Svalbard
Svalbard: You Must Carry a Rifle Outside Town and the Polar Bears Are the Reason
Svalbard is a Norwegian archipelago at 78 degrees North, midway between mainland Norway and the North Pole. The main island is Spitsbergen; the only significant settlement is Longyearbyen, population approximately 2,400. The total polar bear population of the archipelago is approximately 3,000. When you travel outside the settlement perimeter, you are required by law to carry a rifle and to know how to use it. This is not a cautionary guideline. It reflects the actual predator-to-human ratio.
Getting there is cheaper than most people assume. Norwegian Air and SAS fly to Svalbard Airport (LYR) in Longyearbyen from Oslo in approximately 3 hours. Flights run multiple times daily. There are no standard visa requirements – the 1920 Svalbard Treaty grants nationals of signatory countries the right to settle and work, which is why Longyearbyen has a mixed population of Norwegians, Russians (from the mining settlement at Barentsburg), and various other nationalities.
When to Go
June through August: 24-hour daylight, temperatures of 5 to 12 degrees Celsius, hiking trails accessible, boat tours running, seabirds nesting, polar bears moving across the tundra. This is when most wildlife is accessible from the settlement.
March through May: polar spring, snow on the ground, dog sledding and snowmobiling at their best. The late winter light at this latitude – low sun angles across ice and snow for most of the day – is what serious Arctic photographers specifically come for.
November through February: polar night, continuous darkness, northern lights, and temperatures of -15 to -30 degrees Celsius. The northern lights are visible from early September through March with clear skies.
Longyearbyen
The town is industrial and functional: wooden houses on stilts to prevent permafrost melt, a church, a museum, a supermarket, and the infrastructure of a mining and tourism economy. The Svalbard Museum covers natural history and human settlement competently. The Global Seed Vault – a repository for the world’s crop seeds built into the permafrost in 2008 – is 2 kilometres from town and visible from the road. It is not open to visitors but the approach road gives a sufficient sense of it.

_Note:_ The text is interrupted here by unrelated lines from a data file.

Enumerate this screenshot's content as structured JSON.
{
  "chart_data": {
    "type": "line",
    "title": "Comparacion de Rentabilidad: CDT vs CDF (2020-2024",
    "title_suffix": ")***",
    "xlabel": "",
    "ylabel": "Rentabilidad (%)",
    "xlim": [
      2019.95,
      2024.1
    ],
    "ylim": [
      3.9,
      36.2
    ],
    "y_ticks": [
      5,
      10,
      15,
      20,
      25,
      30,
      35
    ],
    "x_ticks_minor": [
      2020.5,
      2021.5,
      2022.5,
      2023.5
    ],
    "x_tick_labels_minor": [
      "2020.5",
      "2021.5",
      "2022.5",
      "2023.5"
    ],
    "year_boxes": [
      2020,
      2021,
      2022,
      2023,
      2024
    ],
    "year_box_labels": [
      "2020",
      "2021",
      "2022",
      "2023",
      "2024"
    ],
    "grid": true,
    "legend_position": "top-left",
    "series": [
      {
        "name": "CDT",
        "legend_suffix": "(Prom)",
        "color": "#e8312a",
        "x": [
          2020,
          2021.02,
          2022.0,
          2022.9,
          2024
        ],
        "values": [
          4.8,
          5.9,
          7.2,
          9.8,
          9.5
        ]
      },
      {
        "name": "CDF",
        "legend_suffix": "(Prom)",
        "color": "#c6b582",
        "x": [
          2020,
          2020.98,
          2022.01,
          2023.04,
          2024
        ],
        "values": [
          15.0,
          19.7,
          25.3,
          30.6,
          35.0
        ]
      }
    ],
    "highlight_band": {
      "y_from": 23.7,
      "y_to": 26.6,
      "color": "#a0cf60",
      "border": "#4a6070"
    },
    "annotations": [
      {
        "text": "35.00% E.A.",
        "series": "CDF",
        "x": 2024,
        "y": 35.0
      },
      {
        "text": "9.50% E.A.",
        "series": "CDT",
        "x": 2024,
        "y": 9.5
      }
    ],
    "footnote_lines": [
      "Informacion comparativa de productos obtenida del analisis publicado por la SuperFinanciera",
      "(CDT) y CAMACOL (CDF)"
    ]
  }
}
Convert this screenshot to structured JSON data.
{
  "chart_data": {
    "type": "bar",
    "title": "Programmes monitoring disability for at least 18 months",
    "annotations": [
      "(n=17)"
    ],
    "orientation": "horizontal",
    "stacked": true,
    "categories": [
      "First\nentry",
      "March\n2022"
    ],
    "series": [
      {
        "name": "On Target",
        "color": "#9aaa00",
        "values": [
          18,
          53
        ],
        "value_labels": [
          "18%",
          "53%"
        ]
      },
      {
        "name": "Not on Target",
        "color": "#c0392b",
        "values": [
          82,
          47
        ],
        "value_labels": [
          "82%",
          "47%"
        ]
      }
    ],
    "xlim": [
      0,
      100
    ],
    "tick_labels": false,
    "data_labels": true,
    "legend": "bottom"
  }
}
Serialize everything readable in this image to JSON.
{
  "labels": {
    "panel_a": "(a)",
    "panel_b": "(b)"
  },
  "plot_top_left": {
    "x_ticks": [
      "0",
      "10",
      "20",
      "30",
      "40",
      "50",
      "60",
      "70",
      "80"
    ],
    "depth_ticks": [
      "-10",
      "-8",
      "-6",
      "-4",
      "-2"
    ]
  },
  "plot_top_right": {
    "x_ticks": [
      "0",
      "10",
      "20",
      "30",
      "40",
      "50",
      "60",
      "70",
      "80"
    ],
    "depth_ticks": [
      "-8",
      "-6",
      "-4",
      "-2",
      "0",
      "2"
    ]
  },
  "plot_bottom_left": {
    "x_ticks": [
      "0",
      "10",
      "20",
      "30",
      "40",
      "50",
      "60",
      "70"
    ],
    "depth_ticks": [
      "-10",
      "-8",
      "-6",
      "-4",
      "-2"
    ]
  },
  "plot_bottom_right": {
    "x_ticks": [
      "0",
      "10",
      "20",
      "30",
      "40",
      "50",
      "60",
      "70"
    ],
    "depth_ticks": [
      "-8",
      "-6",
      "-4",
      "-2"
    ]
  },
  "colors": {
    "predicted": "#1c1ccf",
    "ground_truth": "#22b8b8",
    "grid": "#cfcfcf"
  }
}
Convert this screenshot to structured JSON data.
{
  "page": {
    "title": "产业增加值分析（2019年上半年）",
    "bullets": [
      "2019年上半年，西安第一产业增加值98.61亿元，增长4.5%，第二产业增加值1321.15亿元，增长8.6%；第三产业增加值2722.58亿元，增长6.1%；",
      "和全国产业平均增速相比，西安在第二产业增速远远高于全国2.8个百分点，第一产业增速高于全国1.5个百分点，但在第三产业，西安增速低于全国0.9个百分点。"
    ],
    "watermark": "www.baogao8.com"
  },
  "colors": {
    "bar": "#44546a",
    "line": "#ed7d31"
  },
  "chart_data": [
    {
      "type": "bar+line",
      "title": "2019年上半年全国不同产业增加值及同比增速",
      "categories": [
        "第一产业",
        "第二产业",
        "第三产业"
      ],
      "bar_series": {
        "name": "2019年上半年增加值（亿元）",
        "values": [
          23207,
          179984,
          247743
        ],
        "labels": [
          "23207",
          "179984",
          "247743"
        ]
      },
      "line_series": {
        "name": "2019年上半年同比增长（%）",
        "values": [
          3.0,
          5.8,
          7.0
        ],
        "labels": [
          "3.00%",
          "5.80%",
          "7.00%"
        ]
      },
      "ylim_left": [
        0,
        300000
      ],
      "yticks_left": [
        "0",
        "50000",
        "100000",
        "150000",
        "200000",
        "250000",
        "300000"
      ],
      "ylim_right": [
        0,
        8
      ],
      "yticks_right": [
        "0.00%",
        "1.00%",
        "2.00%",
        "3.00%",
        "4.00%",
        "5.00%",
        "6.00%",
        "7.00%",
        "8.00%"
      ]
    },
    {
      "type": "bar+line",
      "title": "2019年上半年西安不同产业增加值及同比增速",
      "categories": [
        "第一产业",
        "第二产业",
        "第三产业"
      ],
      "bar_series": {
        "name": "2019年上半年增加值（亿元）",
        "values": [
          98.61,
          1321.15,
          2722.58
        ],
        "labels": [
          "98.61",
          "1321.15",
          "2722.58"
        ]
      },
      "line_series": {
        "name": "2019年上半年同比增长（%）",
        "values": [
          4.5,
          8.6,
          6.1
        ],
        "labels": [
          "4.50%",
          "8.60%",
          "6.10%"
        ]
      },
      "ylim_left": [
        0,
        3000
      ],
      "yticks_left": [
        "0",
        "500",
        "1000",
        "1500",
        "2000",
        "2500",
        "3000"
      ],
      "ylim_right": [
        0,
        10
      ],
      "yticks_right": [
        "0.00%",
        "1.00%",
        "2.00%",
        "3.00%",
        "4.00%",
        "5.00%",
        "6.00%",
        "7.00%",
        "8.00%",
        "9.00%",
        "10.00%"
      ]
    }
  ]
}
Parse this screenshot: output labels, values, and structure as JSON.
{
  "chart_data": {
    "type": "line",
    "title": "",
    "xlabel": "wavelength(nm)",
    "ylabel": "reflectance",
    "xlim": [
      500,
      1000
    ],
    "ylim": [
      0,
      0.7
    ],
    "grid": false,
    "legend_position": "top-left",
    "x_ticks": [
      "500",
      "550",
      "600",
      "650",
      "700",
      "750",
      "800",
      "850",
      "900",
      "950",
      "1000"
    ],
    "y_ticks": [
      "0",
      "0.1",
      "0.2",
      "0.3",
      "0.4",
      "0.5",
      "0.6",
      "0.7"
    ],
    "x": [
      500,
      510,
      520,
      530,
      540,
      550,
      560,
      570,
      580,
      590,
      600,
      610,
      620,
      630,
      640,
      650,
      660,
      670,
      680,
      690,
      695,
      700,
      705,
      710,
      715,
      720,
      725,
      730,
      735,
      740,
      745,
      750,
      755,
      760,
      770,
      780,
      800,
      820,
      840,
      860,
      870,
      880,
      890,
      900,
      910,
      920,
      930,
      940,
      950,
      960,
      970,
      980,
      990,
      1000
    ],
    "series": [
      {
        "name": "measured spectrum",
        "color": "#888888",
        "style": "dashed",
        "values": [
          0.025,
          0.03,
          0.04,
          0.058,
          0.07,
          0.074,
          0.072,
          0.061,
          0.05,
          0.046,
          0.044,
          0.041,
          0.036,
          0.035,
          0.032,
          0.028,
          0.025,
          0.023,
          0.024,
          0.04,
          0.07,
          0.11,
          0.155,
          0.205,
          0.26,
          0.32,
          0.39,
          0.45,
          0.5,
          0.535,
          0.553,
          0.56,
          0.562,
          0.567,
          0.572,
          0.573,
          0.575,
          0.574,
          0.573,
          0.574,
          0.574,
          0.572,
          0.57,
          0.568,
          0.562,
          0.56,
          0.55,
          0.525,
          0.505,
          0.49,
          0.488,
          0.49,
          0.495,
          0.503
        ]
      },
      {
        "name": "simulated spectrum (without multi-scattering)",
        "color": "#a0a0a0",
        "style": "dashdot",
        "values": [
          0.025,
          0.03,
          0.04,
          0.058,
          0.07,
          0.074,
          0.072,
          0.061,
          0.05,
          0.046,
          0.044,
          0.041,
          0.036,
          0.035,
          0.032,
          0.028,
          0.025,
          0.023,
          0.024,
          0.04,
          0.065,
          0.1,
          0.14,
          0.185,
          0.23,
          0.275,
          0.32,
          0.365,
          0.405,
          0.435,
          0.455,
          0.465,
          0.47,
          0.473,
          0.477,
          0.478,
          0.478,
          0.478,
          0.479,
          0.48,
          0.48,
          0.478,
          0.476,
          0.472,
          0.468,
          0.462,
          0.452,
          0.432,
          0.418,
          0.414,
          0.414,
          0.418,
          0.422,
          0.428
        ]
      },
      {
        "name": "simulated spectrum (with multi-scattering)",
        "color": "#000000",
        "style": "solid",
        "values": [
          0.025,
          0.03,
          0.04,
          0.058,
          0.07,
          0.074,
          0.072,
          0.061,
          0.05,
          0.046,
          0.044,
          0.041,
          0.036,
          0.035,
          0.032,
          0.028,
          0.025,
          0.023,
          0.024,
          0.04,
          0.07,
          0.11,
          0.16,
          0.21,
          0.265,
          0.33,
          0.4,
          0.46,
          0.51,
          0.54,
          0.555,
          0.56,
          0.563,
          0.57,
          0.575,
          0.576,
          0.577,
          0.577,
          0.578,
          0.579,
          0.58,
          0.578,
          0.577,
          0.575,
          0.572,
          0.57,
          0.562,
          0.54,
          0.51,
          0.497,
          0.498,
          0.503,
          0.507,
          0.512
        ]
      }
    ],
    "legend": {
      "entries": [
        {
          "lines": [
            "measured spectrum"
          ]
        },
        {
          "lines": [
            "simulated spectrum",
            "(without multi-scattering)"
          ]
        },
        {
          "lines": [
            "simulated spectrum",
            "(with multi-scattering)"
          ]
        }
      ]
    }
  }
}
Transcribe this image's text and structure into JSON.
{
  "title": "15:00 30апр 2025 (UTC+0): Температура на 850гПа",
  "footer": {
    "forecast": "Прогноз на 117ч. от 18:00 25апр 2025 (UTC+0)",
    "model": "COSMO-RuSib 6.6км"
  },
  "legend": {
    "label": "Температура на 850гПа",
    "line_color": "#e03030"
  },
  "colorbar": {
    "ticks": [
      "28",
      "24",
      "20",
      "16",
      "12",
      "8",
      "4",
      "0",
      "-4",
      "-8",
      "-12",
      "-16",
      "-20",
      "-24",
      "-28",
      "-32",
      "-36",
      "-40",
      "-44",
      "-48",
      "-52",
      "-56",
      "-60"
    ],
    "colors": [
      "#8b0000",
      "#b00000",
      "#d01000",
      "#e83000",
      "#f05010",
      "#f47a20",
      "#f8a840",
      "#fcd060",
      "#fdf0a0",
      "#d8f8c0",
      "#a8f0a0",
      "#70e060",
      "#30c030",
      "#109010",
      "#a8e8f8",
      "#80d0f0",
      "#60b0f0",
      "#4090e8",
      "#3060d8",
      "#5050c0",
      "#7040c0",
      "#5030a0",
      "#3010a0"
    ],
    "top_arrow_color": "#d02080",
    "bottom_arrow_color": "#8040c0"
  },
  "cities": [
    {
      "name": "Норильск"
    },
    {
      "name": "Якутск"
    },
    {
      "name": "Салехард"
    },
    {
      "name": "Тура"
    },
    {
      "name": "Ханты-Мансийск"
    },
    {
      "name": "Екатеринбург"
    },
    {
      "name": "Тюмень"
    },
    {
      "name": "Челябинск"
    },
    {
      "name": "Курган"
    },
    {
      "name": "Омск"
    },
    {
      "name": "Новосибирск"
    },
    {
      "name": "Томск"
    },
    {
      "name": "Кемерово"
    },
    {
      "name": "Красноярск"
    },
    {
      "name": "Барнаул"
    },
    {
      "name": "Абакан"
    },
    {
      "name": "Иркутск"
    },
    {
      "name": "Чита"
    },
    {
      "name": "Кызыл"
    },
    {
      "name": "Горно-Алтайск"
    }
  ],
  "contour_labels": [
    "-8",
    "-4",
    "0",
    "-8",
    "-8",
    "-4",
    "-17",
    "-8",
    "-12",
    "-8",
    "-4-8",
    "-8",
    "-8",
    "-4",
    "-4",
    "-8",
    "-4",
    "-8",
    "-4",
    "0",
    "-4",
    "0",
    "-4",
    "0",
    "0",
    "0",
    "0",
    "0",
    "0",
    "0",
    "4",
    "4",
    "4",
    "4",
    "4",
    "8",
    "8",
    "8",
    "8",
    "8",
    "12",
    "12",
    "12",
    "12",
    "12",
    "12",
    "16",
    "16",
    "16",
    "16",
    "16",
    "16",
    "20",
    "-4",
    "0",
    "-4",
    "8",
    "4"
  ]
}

The Svalbard Social Club restaurant, in the old coal company headquarters building, is the best option for dinner. Norwegian-influenced food, local produce, expensive by any standard because everything is expensive in Svalbard.
Wildlife
Summer boat tours from Longyearbyen cover the western fjord system. Walrus are hauled out on beaches. The bird cliffs hold little auks, BrĂ¼nnich’s guillemots, and Atlantic puffins in the millions. Arctic foxes throughout the tundra. The Svalbard reindeer subspecies is small, shaggy, and visible near Longyearbyen.
Polar bear sightings on tours are common in summer on longer expeditions to the ice edge in the north. The bears swim from ice floe to ice floe; ice coverage in summer is variable and has been decreasing as climate change reduces summer ice extent. Shorter day trips have variable polar bear probability; multi-day expeditions to the northern ice give the best access.
Dog Sledding
March and April dog sled tours cover mountain terrain around Longyearbyen and reach frozen fjords where the polar spring landscape is at its most dramatic. Full-day tours run approximately NOK 3,000 to 4,000 per person.
Practical Notes
Pack for temperatures 10 degrees colder than forecast when planning outdoor activities. Mosquitoes are a genuine issue in summer in valleys and near standing water; repellent is useful. Radisson Blu Polar Hotel and Mary-Ann’s Polarrigg are both reliable accommodation options.